French Fries

Americans love French fries.  Few foods are more satisfying than a hot, crispy, golden french fry.  With a low cost and easy preparation, operators love them.  Don’t make the mistake of buying the cheapest french fry assuming the lowest cost yields the lowest cost per serving.

Following is information that will help you deliver a higher quality french fry.  Many factors affect profitiability, but having a high quality product is a key.  The factors affecting quality are potato solids, grade, cut size, shape and length.  These factors affect the quality of the product as well as the yield.

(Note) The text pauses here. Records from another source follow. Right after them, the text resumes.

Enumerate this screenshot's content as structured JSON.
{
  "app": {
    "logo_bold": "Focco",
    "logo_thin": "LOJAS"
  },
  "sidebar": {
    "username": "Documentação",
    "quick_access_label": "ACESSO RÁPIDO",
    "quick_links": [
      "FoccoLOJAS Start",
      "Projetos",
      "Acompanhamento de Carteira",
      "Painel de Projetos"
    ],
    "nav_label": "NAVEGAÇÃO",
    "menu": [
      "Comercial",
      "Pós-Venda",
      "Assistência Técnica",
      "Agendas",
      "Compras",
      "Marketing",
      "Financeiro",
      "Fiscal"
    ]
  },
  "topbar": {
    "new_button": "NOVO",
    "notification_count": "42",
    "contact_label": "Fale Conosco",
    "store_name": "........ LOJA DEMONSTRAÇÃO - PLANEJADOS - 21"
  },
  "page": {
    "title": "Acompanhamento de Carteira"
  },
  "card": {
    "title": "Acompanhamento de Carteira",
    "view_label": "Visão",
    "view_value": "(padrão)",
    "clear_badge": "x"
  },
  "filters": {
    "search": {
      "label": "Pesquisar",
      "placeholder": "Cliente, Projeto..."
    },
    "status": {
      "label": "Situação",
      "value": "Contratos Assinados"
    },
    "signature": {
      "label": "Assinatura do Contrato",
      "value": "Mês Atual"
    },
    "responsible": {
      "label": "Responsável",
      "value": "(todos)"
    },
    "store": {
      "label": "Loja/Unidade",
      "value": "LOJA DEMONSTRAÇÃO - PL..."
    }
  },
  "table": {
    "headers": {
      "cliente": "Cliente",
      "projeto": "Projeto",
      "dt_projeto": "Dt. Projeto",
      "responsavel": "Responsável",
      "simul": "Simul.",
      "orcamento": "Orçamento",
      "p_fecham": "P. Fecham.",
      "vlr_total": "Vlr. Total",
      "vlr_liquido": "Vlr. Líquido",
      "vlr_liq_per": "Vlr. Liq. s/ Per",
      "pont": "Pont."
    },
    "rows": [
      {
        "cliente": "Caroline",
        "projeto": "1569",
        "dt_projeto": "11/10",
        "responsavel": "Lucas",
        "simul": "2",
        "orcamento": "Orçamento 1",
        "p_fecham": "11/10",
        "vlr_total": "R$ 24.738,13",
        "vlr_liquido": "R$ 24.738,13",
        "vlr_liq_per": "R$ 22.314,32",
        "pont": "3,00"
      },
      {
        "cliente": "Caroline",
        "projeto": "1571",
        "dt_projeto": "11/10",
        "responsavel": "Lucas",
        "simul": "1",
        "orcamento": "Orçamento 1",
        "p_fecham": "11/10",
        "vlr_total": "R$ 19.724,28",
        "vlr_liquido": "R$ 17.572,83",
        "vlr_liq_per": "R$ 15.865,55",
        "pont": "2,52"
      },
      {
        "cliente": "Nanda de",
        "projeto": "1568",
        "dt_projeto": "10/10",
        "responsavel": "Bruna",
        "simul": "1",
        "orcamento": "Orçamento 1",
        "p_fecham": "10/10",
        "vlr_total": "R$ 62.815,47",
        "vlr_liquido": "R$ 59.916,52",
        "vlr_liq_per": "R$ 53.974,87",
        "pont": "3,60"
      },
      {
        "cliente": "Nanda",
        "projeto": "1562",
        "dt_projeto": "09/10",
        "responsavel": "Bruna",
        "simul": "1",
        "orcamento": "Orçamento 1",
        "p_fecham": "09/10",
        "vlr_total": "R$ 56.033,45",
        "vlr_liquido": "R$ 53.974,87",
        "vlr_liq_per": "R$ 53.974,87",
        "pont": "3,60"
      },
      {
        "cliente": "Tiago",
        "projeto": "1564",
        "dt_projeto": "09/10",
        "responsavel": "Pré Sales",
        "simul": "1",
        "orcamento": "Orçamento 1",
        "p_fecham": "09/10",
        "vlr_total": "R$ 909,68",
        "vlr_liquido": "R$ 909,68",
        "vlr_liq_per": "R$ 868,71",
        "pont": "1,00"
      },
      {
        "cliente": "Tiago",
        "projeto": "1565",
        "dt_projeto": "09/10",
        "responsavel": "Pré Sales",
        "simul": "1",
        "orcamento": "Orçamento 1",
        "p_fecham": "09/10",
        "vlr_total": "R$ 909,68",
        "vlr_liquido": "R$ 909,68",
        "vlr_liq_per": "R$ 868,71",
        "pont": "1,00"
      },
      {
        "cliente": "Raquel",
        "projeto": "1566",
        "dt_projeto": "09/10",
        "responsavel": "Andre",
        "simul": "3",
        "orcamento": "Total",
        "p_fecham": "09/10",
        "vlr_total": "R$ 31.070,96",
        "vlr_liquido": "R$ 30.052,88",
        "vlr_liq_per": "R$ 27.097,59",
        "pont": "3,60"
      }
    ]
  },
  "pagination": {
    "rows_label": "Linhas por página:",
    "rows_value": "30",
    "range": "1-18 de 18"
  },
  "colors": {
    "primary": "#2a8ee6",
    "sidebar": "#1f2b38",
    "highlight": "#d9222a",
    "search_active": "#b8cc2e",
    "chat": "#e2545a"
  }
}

For the highest quality french fries (the ones that will keep your customers coming back) look for high solids.  The best quality french fries have at least 21% solids.  Look for A grade; they are uniform in size and symmetry and practically free of defects.  Cut size affects preparation time, plate coverage and heat retention.  Cuts like waffle and curly take up more room on the plate, looking like a larger portion.  The thinner the cut, the more volume in the serving.  French fries are graded by length also.  Consistently long fries yield more servings per pound and provide better plate coverage – so look for extra long or long.

You may have heard of line flow.  There is no USDA regulation regarding line flow.  Line flow is ungraded and doesn’t meet any formal specification.  You might find these at a good price, but you can expect more inconsistencies in color, length and defects (chips, slivers, etc.).

Some french fries have coatings.  Coatings were developed to enhance heat retention and maintain crispiness.  They are more expensive, but if you’re holding french fries it might be worth it.

You can’t go wrong with buying a value-added product.  Customers remember quality and they don’t forget when they receive an inferior product.  Higher quality products also translate into selling for higher prices.  Don;t take chances with your business.